First, I have written so many times about Go Inspire Go and especially their latest venture, the 50-50 campaign, telling the stories of 50 people in all 50 states.  Yesterday the big campaign came to a close and the $25,000 goal was met and even a bit more was collected!  Wonderful news and I hope you will keep your eyes open to see the fantastic heart-warming reports that will be coming our way.  You can always stay up to date on their activities at http://www.goinspirego.com/ and can even make a donation that way.

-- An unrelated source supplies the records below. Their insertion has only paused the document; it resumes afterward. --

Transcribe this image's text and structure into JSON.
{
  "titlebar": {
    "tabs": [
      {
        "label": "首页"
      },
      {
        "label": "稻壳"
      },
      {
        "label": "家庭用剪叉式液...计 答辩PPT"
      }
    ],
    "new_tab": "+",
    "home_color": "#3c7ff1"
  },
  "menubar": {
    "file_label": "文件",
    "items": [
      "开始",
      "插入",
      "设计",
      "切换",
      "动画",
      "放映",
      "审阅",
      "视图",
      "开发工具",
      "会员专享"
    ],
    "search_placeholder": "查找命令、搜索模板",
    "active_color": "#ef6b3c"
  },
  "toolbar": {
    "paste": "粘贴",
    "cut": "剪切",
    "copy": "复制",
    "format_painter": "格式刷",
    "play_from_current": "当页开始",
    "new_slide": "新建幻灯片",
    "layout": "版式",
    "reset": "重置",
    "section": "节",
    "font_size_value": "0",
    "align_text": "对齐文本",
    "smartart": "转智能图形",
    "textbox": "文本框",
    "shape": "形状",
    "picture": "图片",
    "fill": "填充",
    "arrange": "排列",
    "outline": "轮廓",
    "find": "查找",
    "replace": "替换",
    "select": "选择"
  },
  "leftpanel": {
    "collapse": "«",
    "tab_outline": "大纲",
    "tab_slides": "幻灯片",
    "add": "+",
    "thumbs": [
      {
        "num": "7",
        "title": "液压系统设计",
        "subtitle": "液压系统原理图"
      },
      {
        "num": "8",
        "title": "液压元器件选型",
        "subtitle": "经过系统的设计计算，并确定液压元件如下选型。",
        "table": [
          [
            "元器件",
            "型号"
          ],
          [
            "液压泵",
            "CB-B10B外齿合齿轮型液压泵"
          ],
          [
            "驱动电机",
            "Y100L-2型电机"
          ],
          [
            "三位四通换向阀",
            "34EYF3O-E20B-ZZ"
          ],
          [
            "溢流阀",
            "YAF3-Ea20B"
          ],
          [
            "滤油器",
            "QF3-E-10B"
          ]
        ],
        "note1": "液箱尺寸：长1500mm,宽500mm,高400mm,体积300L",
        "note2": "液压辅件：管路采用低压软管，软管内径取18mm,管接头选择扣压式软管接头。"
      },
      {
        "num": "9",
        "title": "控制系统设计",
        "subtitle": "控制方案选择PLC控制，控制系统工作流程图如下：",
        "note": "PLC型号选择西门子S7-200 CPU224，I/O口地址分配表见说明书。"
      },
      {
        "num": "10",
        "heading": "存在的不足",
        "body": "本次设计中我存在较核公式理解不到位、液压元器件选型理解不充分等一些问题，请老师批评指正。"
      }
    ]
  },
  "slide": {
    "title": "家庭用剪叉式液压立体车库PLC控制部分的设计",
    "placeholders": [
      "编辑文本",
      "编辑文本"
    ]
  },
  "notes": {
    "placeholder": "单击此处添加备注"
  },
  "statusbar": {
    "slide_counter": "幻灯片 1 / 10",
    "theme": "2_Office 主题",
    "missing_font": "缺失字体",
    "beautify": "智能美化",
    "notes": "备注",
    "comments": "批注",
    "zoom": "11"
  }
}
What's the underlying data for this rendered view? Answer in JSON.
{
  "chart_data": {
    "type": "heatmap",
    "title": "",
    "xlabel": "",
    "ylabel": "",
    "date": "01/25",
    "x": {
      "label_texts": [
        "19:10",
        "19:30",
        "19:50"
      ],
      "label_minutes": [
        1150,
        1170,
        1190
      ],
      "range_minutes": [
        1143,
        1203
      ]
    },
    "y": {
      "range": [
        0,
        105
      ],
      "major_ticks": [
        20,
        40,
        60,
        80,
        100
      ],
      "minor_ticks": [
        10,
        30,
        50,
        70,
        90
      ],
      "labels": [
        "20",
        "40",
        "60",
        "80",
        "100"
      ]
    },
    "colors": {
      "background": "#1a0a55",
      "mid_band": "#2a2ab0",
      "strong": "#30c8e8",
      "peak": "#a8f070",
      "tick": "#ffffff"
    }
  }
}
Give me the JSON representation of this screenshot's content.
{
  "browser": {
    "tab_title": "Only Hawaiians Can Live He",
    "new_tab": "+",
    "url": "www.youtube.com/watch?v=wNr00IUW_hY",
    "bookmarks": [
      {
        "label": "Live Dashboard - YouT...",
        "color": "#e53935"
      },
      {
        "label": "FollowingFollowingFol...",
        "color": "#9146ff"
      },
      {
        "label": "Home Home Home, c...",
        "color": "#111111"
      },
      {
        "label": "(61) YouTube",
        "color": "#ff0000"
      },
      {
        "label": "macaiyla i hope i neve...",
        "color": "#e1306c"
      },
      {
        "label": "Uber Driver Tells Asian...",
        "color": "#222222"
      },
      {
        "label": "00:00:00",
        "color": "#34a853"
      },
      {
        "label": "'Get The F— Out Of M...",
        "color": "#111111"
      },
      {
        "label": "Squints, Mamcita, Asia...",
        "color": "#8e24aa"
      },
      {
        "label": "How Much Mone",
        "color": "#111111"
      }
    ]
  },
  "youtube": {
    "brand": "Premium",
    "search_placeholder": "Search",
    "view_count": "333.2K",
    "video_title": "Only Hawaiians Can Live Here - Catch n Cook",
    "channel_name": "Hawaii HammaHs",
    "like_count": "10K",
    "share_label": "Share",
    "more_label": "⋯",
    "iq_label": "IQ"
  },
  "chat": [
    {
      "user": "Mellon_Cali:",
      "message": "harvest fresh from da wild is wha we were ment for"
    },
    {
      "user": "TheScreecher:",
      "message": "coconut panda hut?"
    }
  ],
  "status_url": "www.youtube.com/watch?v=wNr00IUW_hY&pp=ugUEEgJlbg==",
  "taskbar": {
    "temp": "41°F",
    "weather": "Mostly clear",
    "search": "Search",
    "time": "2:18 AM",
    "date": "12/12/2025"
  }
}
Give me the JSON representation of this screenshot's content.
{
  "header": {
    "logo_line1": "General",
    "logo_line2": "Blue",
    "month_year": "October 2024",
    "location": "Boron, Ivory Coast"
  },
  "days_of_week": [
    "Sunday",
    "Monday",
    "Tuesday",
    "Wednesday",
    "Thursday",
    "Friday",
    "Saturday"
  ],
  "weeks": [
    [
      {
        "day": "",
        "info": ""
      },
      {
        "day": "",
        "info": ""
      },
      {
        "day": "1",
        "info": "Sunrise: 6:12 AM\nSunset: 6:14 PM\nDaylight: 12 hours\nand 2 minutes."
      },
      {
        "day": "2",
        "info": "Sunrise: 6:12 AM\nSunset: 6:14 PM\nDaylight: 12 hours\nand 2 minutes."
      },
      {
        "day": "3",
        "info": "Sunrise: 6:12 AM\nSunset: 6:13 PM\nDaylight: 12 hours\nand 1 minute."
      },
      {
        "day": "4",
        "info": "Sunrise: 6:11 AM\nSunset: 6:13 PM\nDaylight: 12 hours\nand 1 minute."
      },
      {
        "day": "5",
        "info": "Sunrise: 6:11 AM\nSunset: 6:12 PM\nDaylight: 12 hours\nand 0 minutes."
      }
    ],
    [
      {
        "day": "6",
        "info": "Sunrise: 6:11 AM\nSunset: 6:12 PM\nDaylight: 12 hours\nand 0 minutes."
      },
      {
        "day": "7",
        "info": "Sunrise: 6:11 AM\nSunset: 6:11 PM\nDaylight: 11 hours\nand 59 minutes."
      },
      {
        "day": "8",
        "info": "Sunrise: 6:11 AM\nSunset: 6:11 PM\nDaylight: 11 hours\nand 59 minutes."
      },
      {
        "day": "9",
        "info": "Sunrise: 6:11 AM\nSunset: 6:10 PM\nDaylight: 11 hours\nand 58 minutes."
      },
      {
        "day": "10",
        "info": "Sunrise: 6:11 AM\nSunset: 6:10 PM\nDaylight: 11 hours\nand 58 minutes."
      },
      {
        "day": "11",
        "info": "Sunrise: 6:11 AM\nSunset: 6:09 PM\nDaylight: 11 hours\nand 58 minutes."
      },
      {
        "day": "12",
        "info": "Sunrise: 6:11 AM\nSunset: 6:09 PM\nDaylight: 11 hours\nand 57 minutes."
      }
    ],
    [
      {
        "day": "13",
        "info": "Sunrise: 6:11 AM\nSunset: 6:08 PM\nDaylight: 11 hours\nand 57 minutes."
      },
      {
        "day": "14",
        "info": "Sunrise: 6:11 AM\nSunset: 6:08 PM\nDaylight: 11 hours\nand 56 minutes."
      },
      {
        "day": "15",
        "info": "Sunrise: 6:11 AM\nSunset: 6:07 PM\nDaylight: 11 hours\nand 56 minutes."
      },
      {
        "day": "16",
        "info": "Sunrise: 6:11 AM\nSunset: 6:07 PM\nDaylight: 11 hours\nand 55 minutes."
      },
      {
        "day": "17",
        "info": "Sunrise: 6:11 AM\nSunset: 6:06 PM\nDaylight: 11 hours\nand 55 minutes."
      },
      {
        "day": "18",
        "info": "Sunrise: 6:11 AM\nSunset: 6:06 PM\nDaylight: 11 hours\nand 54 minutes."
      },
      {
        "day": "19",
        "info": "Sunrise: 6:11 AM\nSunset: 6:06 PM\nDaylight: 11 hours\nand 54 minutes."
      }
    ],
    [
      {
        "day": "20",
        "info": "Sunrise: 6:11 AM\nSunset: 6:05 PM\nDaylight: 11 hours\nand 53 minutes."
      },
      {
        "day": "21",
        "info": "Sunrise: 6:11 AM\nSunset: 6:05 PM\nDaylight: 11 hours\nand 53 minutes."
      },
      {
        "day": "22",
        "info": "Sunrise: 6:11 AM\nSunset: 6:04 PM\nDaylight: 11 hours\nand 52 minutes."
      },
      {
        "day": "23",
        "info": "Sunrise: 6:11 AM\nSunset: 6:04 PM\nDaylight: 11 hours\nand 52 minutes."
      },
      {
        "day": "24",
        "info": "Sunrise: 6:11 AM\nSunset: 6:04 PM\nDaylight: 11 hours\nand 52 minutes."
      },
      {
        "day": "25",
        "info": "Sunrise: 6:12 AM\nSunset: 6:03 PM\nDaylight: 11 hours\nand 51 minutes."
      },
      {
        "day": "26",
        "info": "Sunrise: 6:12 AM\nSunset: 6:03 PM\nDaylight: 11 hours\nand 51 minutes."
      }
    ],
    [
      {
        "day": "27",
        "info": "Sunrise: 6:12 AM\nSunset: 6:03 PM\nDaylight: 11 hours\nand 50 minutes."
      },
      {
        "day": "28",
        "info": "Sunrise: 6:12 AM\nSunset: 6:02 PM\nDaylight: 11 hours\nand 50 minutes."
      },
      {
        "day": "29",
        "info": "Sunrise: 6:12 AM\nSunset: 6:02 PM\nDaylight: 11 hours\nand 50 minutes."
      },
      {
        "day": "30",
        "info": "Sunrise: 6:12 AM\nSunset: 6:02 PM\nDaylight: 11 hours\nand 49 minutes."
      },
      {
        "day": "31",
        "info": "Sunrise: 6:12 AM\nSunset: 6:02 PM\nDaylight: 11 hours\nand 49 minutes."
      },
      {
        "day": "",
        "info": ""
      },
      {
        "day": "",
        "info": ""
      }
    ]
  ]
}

Another of my favorite things is the San Francisco Night Ministry and I was fortunate to be able to attend their Open House yesterday and here even more heartwarming stories.  Someone said that as a volunteer, they actually bring more home from their shifts than they bring in.  It is very satisfying to know that you have been a help to someone else.  Their mission statement says they provide "compassionate non-judgmental pastoral care, counseling, referral and crisis intervention to anyone in any kind of distress."  I have seen this up close and know what a valuable service they provide.  I have written about them here before of course, and certainly will again, but anytime you want an update or to volunteer or donate you can simply go to http://www.sfnightministry.org/
 
Finally I want to mention AIDS Walk San Francisco once again because it is now just over a month away and it too is a favorite thing because it provides funds, information, social networking, and helps keep the public reminded that we still need to conquer HIV/AIDS.  I am one of the walkers and over the weekend, thanks to so many of my generous friends, I hit the $1,000 mark.
 
There are days that are less inspiring than others and some that are filled with so much bad news in the paper and on television that it might easily depress you.  Just like Julie Andrews though, I simply remember my favorite things, and well you know the rest!